Compared to the substantial JPY 1.42trn deficit seen in July last year, however, the new deficit had narrowed by a significant 94.5%.
Contributing to the reversal, Japan’s exports recorded a mild decline of 0.3% from the prior year, and imports saw a more substantial fall of 13.5%.
“The Bank of Japan is likely to view the July export figures as the continuation of a gentle downward decline this year,” said Duncan Wrigley at Pantheon Macroeconomics.
“The second quarter’s 0.7% GDP growth was driven by inbound tourism and falling import prices, while goods exports were weak and domestic demand fell.
“This uneven picture seems to be intact as we enter the second half, while inflation is cooling more slowly than the BoJ projected.”
Wrigley said Friday’s national consumer price index data would likely be unchanged at 3.2% on the year in July, propped up by the lagged effect of last year’s import cost surges.
“We think the Bank will focus on the soggy domestic economy and falling real wages in sticking to the negative policy rate, at -0.1%, to support the economy in the second half.”
Australia’s economic landscape also drew attention, as its seasonally adjusted unemployment rate climbed slightly to 3.7% in July.
The increase from June’s 3.5% was slightly more than the 3.6% expected by analysts.
In Singapore, the city-state’s economic performance was marked by a pronounced decline in non-oil domestic exports according to fresh data.

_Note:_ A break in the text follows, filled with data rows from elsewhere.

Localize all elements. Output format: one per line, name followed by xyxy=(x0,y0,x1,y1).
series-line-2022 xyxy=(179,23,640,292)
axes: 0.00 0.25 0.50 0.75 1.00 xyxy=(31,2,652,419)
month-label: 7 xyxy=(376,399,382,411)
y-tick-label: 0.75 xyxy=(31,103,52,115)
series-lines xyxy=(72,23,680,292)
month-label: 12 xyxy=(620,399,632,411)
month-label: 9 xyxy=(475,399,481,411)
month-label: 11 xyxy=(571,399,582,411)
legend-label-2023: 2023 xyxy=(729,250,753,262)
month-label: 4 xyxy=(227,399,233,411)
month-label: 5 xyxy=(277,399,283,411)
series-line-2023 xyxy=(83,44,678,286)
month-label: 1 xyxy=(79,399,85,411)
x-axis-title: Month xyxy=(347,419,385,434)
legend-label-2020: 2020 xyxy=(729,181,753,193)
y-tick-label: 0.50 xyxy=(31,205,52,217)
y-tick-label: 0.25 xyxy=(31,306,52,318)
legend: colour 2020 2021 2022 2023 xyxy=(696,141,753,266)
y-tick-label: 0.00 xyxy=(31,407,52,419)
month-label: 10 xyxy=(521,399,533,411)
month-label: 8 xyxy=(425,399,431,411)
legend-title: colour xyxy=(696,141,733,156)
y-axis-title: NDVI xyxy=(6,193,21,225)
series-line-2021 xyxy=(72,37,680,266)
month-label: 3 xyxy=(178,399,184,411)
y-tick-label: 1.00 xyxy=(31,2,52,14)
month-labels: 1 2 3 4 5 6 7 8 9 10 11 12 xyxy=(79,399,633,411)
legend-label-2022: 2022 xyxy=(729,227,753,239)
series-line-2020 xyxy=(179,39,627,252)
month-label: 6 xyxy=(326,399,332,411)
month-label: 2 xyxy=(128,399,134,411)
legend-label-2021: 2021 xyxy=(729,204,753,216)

The metric plummeted by 20.2% year-on-year in July, surpassed only by January’s dramatic 25% year-on-year fall.
July’s print was also a steeper drop than June’s revised decline of 15.6%, and a greater fall than the 14.4% markets had expected.
On a broader scale, July’s total trade shrunk by 20.8%, intensifying the 19.3% downturn in June.
Exports suffered an 18.4% decline, with imports receding by 23.4%.